Après son réveil, il y a une longue période durant laquelle on doit lui administrer des sédatifs, car elle dort la plupart du temps et elle rêve. Elle se souvient d'un rêve parmi ceux qu'elle a faits pendant cette période, elle dit: “Nous sommes une troupe de théâtre, c'est en Angleterre, à l'époque de Shakespeare. Nous arrivons dans une ville où nous devons nous produire le lendemain, mais un orage éclate et la ville est prise sous un déluge. Les rues sont transformées en torrents de boue et, comme nous sommes en période de foire, les auberges sont pleines de voyageurs et elles ne peuvent pas nous accueillir. 
"Où donc passer la nuit? On nous propose d'aller nous réfugier dans une écurie, à moins que ce ne soit la forge d'un maréchal-ferrant. Un détail important: il ne fait pas froid du tout, nous sommes trempés de pluie mais il ne fait pas froid du tout. Alors, nous remercions et nous nous transportons ensemble, avec nos bagages, dans l'écurie.
"De l'auberge voisine, on nous apporte de quoi dîner, des chopes de bière pour les garçons et du lait pour les enfants, car il y a des enfants avec nous: deux bébés dans leurs couches, une fillette de cinq ans et un garçon de trois. Nous formons une famille. Tel enfant de l'un peut bien être en réalité celui de l'autre. La jalousie n'a pas cours entre nous. Et alors, commence une nuit durant laquelle les choses se passeront de la manière suivante.
"Les jeunes femmes dont je fais partie s'arrangent des endroits pour dormir avec les enfants, sur des bancs, dans une huche, avec des bottes de paille, vers le fond de l'écurie.

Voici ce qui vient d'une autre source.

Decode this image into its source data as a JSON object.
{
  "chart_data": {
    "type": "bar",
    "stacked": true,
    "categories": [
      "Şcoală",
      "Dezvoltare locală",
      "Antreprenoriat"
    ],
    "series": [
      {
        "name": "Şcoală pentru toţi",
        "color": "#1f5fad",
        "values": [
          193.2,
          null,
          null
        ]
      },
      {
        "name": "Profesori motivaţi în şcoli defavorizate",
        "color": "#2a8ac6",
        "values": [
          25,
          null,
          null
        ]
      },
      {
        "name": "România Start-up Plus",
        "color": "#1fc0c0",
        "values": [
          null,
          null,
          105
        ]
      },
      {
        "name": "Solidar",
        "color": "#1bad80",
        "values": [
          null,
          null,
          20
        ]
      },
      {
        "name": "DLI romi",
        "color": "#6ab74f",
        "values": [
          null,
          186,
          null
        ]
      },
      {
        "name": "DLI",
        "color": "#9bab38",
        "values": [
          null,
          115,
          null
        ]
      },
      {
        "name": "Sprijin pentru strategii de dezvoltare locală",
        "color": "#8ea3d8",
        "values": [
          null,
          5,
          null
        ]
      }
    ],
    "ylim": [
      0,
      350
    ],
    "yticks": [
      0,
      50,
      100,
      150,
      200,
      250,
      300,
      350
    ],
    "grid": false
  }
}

Elles défont leurs vêtements mouillés, elles les étendent à sécher où elles peuvent, tandis que les garçons restent debout devant la porte ouverte sur la rue où la pluie se fait moins violente au fur et à mesure que la nuit avance, mais où elle durera jusqu'au petit jour.
"Ils boivent du vin qu'on leur apporte après la bière et ils fument de longues pipes en terre. Et là, ils sont en grande conversation. Ils se disputent. Toute la nuit, ils se disputeront en regardant la pluie. Pas une dispute violente mais comme s'ils avaient attendu ce moment pour faire le bilan de l'aventure commune depuis qu'ils ont créé la troupe. Car nous venons de loin, d'une toute petite ville, tandis qu'à présent nous avons conquis la faveur du public londonien.
"C'est le répertoire surtout, plutôt que le jeu des acteurs ou la qualité des décors qui est en question dans la dispute des garçons. Ils disent: 'Jusque-là, nous avons toujours joué la comédie, et cela nous a assez bien réussi, mais à présent que nous avons acquis du métier et une jolie réputation, n'est-il pas temps de nous attaquer à des sujets plus graves, à des drames historiques où l'injustice, la tyrannie des puissants seront subtilement dénoncées, à des tragédies pleines de passion et de fureur, qui iront fouiller jusqu'au tréfond de l'âme humaine?' Et pour illustrer ces propos, l'un va chercher dans un sac une marionnette, un autre dans une sacoche un manuscrit dont il lit à haute voix quelques vers écrits en pentamètres iambiques.
"Pendant ce temps, les jeunes femmes dont je fais partie s'endorment avec les enfants près d'elles. Elles sont dépoitraillées, et parfois elles ouvrent un œil et elles les voient qui se profilent dans l'encadrement de la porte grande ouverte sur la rue. Et, au fur et à mesure que la nuit avance, la dispute entre les garçons s'apaise, les répliques se font plus rares et plus brèves, jusqu'à ce qu'ils finissent par ne plus parler du tout, par ne plus faire que regarder la pluie dans le jour qui vient.
"Un à un, ils se retirent. Ils vont s'étendre près de leurs compagnes qui, dans leur sommeil, leur font une place contre leur dos, en même temps que, d'un geste machinal, elles vont chercher derrière elles une main qu'elles ramènent pour la poser sur leur sein. Et alors, il ne reste plus que lui, William, qui s'assied sur le seuil, les jambes pliées, le dos appuyé au chambranle de la porte, et qui tire sur sa pipe en souriant au petit-jour."